A ship captained by a man so evil that hell itself spat him back out.


Hummm....

innerSpaceman 07-11-2006 09:39 PM

Ah, gotcha. Truly, I found the plot confusing. I had not remembered that she was already gone when that happened.

I loathe the fact that I only want to see this again so I can hope to appreciate it without being completely confused about what's going on.

Moonliner 07-11-2006 09:43 PM

Quote:

Originally Posted by Alex Stroup
Well, Elizabeth doesn't knowthe second kraken attack happened so it couldn't well argue against her understanding of what the kraken is after


I think the Kraken was a bit put upon. The order to track down and kill Jack was more of a general command and secondary to the more immdiate "Sink THAT ship" order from the big plunger thingy. Which is why the beasty ignored Jack in the row boat and went after the pearl instead.

Alex 07-11-2006 09:52 PM

Quote:

Originally Posted by innerSpaceman
I loathe the fact that I only want to see this again so I can hope to appreciate it without being completely confused about what's going on.

I can understand, even if I don't find they sway me, many of the complaints about this movie. But the one I don't get is that it is complicated. The whys may be underexplained (or overexplained as it is being both criticized in this thread for not enough plot and too much plot) but the whats and whens and wheres seem very straightforward to me.

If you find this complicated anything that remotely attempts non-linear narrative must leave you curled in a ball. Since I know that isn't true, perhaps it isn't so much that the movie is complicated as that since you weren't entertained you don't care enough to keep track.

BarTopDancer 07-11-2006 09:54 PM

Quote:

Originally Posted by Moonliner
I've been thinking about Barbosa coming back and the line from the first movie that went something like:

A ship captained by a man so evil that hell itself spat him back out.


Hummm....

Are you thinking that comment was about Barbossa or Davey Jones?

Alex 07-11-2006 09:56 PM

The kraken attacks do seem to be a poorly thought-out portion of the script.

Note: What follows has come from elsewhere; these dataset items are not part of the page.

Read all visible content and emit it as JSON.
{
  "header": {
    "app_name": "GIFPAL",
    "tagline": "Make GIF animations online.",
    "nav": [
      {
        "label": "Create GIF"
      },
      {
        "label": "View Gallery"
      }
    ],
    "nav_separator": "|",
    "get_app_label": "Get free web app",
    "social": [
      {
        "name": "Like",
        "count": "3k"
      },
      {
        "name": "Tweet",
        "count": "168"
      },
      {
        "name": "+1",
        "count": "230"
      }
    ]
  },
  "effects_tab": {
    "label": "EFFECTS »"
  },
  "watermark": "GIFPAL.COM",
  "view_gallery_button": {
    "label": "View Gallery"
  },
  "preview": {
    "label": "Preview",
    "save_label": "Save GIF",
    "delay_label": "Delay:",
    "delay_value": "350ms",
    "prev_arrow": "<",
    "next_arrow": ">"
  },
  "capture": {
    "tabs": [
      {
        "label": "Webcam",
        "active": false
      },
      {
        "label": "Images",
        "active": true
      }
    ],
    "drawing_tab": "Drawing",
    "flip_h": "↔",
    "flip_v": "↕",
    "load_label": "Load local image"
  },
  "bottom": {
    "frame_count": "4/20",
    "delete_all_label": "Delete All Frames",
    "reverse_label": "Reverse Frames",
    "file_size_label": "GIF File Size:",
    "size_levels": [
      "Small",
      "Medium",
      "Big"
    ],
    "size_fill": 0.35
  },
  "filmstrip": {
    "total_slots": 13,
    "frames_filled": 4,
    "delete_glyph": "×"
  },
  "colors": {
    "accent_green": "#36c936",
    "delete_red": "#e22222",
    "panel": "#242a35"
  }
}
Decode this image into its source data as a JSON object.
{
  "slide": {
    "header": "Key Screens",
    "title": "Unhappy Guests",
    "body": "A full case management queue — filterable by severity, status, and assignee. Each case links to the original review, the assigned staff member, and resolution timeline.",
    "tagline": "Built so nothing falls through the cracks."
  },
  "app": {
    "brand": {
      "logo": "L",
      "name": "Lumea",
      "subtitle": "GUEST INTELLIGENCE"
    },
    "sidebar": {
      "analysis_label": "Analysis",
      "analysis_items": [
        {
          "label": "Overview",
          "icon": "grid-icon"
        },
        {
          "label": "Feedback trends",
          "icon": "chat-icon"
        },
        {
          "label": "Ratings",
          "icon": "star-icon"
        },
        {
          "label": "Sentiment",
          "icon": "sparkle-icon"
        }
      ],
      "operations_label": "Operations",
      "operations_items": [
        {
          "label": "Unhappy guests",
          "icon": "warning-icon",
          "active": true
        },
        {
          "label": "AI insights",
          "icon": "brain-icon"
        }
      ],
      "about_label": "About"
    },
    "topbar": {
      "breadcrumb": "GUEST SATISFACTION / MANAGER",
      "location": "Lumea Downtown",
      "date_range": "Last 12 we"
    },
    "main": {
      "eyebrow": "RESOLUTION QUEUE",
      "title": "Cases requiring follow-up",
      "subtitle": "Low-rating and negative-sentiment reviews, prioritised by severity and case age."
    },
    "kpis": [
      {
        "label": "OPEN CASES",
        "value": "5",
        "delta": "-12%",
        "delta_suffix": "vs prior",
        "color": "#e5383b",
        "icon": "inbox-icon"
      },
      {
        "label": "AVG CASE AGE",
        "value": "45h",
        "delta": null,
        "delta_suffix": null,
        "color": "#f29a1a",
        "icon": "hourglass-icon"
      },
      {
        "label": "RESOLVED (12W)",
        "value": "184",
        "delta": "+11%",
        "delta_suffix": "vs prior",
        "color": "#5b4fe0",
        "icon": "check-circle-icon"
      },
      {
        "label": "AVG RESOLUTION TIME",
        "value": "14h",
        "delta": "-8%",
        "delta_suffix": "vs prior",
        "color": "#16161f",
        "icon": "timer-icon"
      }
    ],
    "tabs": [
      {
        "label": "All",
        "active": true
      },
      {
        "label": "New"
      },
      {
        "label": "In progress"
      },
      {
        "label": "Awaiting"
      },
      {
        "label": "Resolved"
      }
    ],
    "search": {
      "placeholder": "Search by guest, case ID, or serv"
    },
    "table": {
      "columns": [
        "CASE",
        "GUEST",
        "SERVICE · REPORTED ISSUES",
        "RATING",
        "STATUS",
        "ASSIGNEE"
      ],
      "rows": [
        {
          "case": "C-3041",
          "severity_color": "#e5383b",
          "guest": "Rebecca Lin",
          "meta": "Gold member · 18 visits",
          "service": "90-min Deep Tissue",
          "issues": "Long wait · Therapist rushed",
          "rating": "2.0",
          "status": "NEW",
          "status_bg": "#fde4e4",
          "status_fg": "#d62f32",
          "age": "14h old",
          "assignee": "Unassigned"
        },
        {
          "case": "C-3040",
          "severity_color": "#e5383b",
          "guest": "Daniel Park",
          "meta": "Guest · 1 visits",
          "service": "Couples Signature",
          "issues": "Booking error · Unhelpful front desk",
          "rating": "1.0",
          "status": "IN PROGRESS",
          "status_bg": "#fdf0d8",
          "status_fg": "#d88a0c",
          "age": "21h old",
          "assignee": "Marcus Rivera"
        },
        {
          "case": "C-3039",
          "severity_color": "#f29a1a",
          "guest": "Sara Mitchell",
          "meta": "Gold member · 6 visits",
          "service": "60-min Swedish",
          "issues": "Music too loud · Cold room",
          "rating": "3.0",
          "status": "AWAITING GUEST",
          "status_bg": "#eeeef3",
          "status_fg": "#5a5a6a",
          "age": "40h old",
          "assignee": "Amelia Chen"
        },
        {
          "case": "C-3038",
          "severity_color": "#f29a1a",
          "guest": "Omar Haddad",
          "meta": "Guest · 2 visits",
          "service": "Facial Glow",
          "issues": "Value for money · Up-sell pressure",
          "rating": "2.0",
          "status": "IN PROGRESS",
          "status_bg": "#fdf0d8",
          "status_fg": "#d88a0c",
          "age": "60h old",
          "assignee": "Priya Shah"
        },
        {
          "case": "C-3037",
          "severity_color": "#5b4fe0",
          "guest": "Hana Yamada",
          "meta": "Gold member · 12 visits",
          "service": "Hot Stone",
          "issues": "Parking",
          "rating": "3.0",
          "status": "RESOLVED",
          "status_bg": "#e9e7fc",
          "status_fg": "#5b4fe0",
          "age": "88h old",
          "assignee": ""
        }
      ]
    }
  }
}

Initially it is said that the kraken will persue whoever has the black mark, which Bootstrap Bill then puts on Jack. So the kraken goes off and attacks the ship where his has ended up and apparently without a specific plunger call to arms. When Jack offers the 100 souls, Davy Jones's removes the mark for the three days he is given. The second attack happens
during this period so it is fine to assume that the kraken wasn't in persuit of Jack and available for a specific call to arms. Then when Jack is about to kill Elizabeth the time runs out and the mark returns. No kraken attack between then arrival at the island with the chest. When they get back to the Black Pearl and set sail they are apparently in deep enough waters for the kraken to attack but it does not do so until the plunger of doom and then it attacks immediately so it was in the area.